Chine, c'est ton tour

Coronavirus en China

Comme l'a rappelé Oswald Spengler dans Le Déclin de l'Occident, il y a eu tout au long de l'histoire une variété de pays qui, chacun dans un temps et un espace différents, ont été à l'avant-garde de la puissance mondiale et ont donc eu la possibilité de façonner le système international selon leurs propres valeurs. L'Espagne l'a fait aux XVe et XVIe siècles ; un siècle plus tard, c'est la France, sa voisine, qui l'a délogée de cette position ; il en a été de même au XVIIIe siècle en Grande-Bretagne, qui est devenue une puissance hégémonique en introduisant le concept d'équilibre des pouvoirs. Au XIXe siècle, l'Autriche et l'Allemagne contrôlaient toutes deux la puissance mondiale. Au cours du siècle dernier, personne n'a autant influencé les relations internationales que les États-Unis. 

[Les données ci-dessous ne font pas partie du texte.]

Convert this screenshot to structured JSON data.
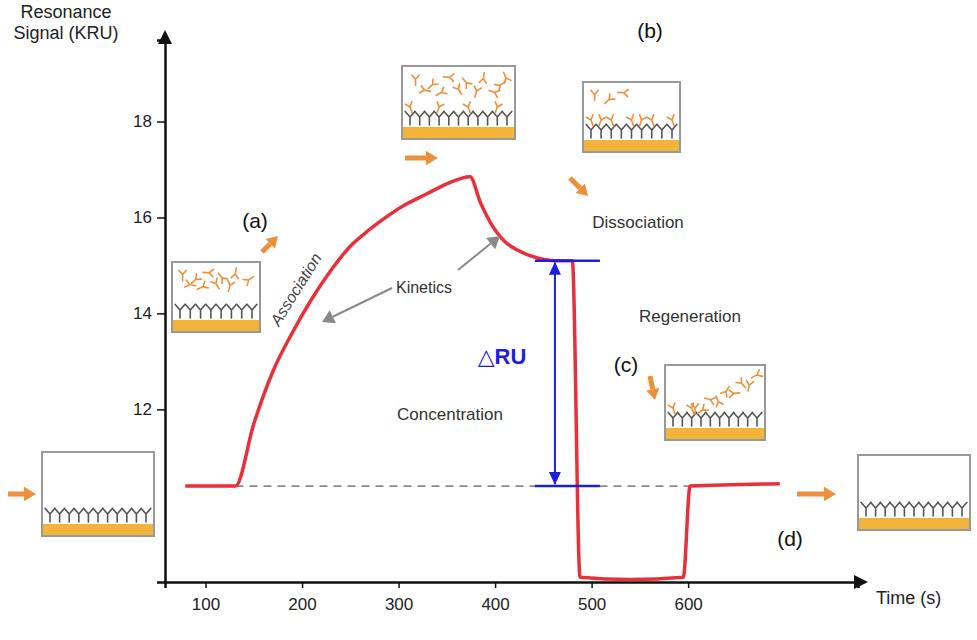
{
  "chart_data": {
    "type": "line",
    "x_label": "Time (s)",
    "y_label": "Resonance Signal (KRU)",
    "x": [
      79,
      131,
      150,
      170,
      190,
      210,
      230,
      250,
      270,
      290,
      310,
      330,
      350,
      374,
      385,
      395,
      410,
      425,
      445,
      462,
      480,
      488,
      540,
      595,
      602,
      695
    ],
    "values": [
      10.4,
      10.4,
      11.7,
      12.8,
      13.6,
      14.3,
      14.9,
      15.4,
      15.75,
      16.05,
      16.3,
      16.5,
      16.7,
      16.85,
      16.3,
      15.9,
      15.5,
      15.3,
      15.15,
      15.1,
      15.1,
      8.5,
      8.45,
      8.5,
      10.4,
      10.45
    ],
    "color": "#e8303a",
    "xlim": [
      58,
      776
    ],
    "ylim": [
      8.4,
      19.7
    ],
    "xticks": [
      100,
      200,
      300,
      400,
      500,
      600
    ],
    "yticks": [
      12,
      14,
      16,
      18
    ],
    "grid": false,
    "annotations": [
      "(a)",
      "(b)",
      "(c)",
      "(d)",
      "Association",
      "Kinetics",
      "Dissociation",
      "Regeneration",
      "Concentration",
      "△RU"
    ]
  }
}
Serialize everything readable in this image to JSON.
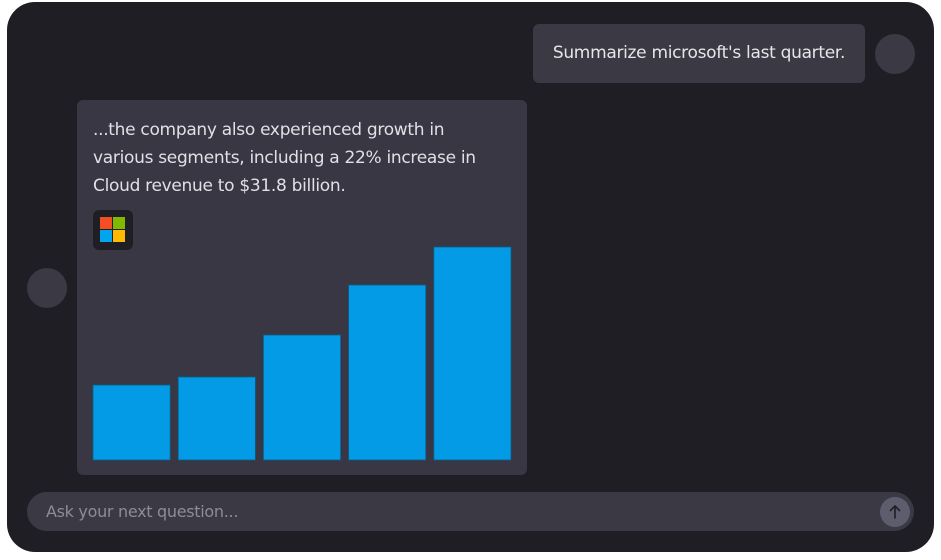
{
  "user_message": {
    "text": "Summarize microsoft's last quarter."
  },
  "assistant_message": {
    "text": "...the company also experienced growth in various segments, including a 22% increase in Cloud revenue to $31.8 billion."
  },
  "chart_data": {
    "type": "bar",
    "values": [
      75,
      83,
      125,
      175,
      213
    ],
    "ylim": [
      0,
      214
    ],
    "color": "#039be5"
  },
  "input": {
    "placeholder": "Ask your next question..."
  }
}
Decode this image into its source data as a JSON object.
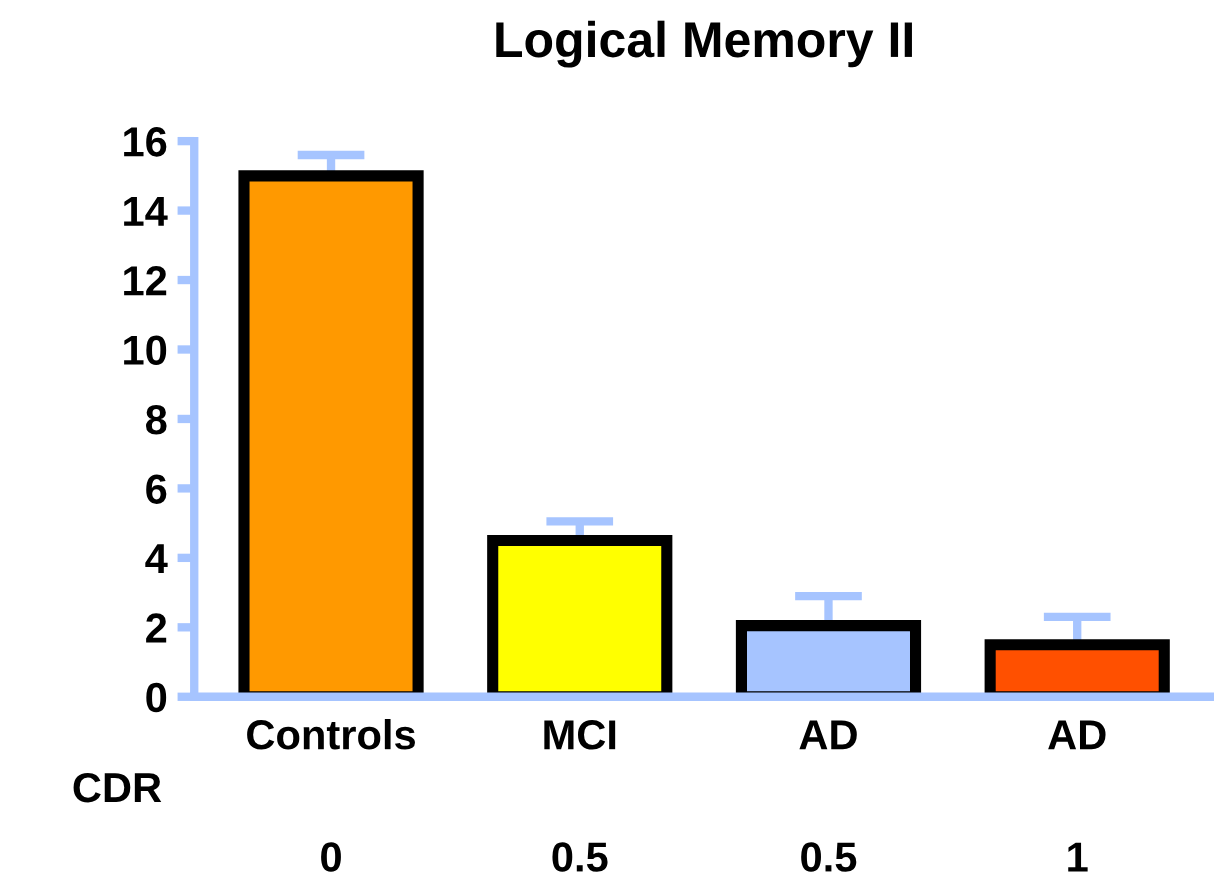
{
  "chart_data": {
    "type": "bar",
    "title": "Logical Memory II",
    "categories": [
      "Controls",
      "MCI",
      "AD",
      "AD"
    ],
    "values": [
      15.0,
      4.5,
      2.05,
      1.5
    ],
    "errors": [
      0.6,
      0.55,
      0.85,
      0.8
    ],
    "colors": [
      "#ff9900",
      "#ffff00",
      "#a6c4ff",
      "#ff5000"
    ],
    "ylim": [
      0,
      16
    ],
    "yticks": [
      0,
      2,
      4,
      6,
      8,
      10,
      12,
      14,
      16
    ],
    "annotations": [
      "CDR",
      "0",
      "0.5",
      "0.5",
      "1"
    ],
    "grid": false,
    "legend": false
  }
}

Nous pouvons également dire que les États-Unis ont maintenu leur position d'hégémonie mondiale au cours des deux rares décennies de ce siècle. Cependant, depuis un certain temps, il semble perdre le leadership et le pouvoir qu'il détenait depuis la fin de la Seconde Guerre mondiale, ce qui est devenu évident avec l'apparition du coronavirus. De même, l'Europe, qui a été reléguée à une position secondaire dans la sphère des puissances internationales après les deux guerres qui l'ont successivement assommée au point de devoir être secourue par les États-Unis, se trouve dans une situation de grande instabilité et clairement divisée en deux camps, comme nous l'avons observé il y a quelques semaines, où l'absence de consensus sur le « coronabonds »  était évidente : d'une part, la Suède, l'Autriche, les Pays-Bas et l'Allemagne, et d'autre part, les pays méditerranéens comme l'Italie, l'Espagne ou la Grèce.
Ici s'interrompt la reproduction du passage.